On the other hand I am bothered by lardy-arsed cops.
Yesterday I made my way to a cheese and wine thingie at a dear friend's home. I was heading down the canal and due to some roadworks I had to make a minor change to my route which took me through the leafy gorgeousness that is Dartmouth Square. Velly pleasant it was too, windows open, cats lounging in the warm evening air, a bottle of perfectly chilled wine in my backpack...delightful.
I was almost at the Lesson street church when URHRHHRHRHHRHRHRHHRHRH, a bloomin' squad car screeched to a halt in front of me and out popped Police chief Wigam.
Now naturally my first thoughts were, 'I'm innocent I swear. I did take her watch but I was young and it got broken in a basketball game. Tell my mother I"m sorry.' But my mild panic abated when PCW thundered past me, clutching his walkie talkie to his anti-stab vest, and lumbered up the road at the speed of snow.
Now as he huffed and puffed his way along a second man came around the church and roared. 'He went the other way.'
PCW waved breathlessly and took off at a crawl up Lesson street towards the bridge. I-ambling along behind him- almost caught up to him at the lights.
He turned and came back down the street towards me , just as a blonde woman wearing a sun dress and dirty white socks came out of one of the buildings.
'DID YA GET HIM?' quoth she.
PCW-quite out of breath from his 40 metre trundle- squints at her. ' 'Who are you now?"

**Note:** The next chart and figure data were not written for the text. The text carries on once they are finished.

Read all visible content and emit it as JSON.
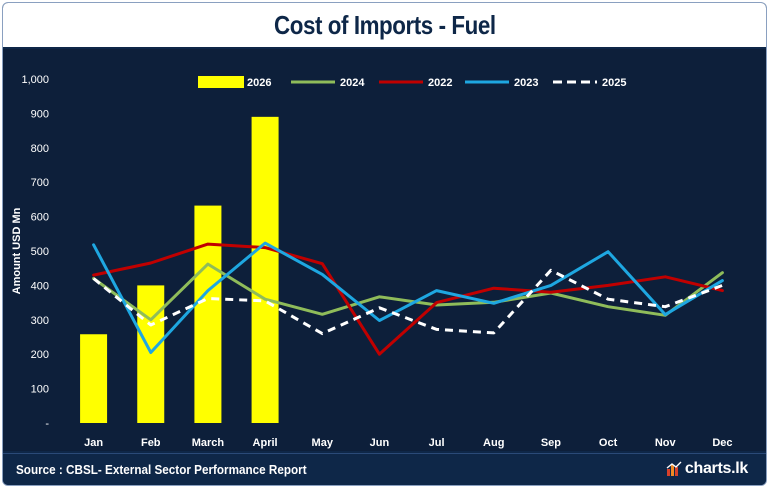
{
  "title": "Cost of Imports - Fuel",
  "source": "Source : CBSL- External Sector Performance Report",
  "brand": "charts.lk",
  "colors": {
    "background": "#0d1f3a",
    "frame": "#0e2748",
    "y2026": "#ffff00",
    "y2024": "#8fbc5a",
    "y2022": "#c00000",
    "y2023": "#1ea7e1",
    "y2025": "#ffffff",
    "text": "#ffffff"
  },
  "chart_data": {
    "type": "bar+line",
    "title": "Cost of Imports - Fuel",
    "ylabel": "Amount USD Mn",
    "xlabel": "",
    "ylim": [
      0,
      1000
    ],
    "ytick_labels": [
      "-",
      "100",
      "200",
      "300",
      "400",
      "500",
      "600",
      "700",
      "800",
      "900",
      "1,000"
    ],
    "categories": [
      "Jan",
      "Feb",
      "March",
      "April",
      "May",
      "Jun",
      "Jul",
      "Aug",
      "Sep",
      "Oct",
      "Nov",
      "Dec"
    ],
    "legend_position": "top",
    "grid": false,
    "bars": [
      {
        "name": "2026",
        "color": "#ffff00",
        "values": [
          258,
          400,
          632,
          890
        ]
      }
    ],
    "series": [
      {
        "name": "2024",
        "color": "#8fbc5a",
        "style": "solid",
        "values": [
          420,
          300,
          462,
          360,
          316,
          367,
          343,
          351,
          378,
          338,
          313,
          437
        ]
      },
      {
        "name": "2022",
        "color": "#c00000",
        "style": "solid",
        "values": [
          430,
          465,
          520,
          510,
          463,
          200,
          350,
          392,
          380,
          400,
          425,
          385
        ]
      },
      {
        "name": "2023",
        "color": "#1ea7e1",
        "style": "solid",
        "values": [
          518,
          205,
          385,
          523,
          432,
          298,
          385,
          348,
          400,
          498,
          315,
          414
        ]
      },
      {
        "name": "2025",
        "color": "#ffffff",
        "style": "dashed",
        "values": [
          420,
          285,
          362,
          355,
          260,
          335,
          272,
          262,
          444,
          360,
          338,
          400
        ]
      }
    ],
    "legend_order": [
      "2026",
      "2024",
      "2022",
      "2023",
      "2025"
    ]
  }
}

Ye Fucking thick,' quoth she most unamused, 'I'm the one he done it to.'
And at this point I passed them and missed out on any more of their delightful conversation and what exactly the missing suspect might have 'done'.
But see here, even if the suspect had been standing across he road eating a bag of chips PCW wouldn't have caught him, not unless the suspect was slower than a one legged dog. And that's ridiculous.
But not as ridiculous as having unfit Gardai. The job of the Gardai is to protect us tax paying citizens from miscreants and reprobates. To protect us Gardai should be able to do one of two things in my view, catch and subdue suspects. Now I have no doubt that PCW could have subdued a suspect merely by sitting on him, but unless said suspect lay down voluntarily, no dice.
Certain jobs require a certain physique. Firemen need to be strong enough to drag or carry an unconscious person from a building and lug hoses around, and if my semi naked char-idee calendar is anything to go by they seem to be hitting the weights room regularly, (phoawoor Fireman July).
So what of the Gardai? Isn't there a physical? Don't they have to maintain a level of fitness?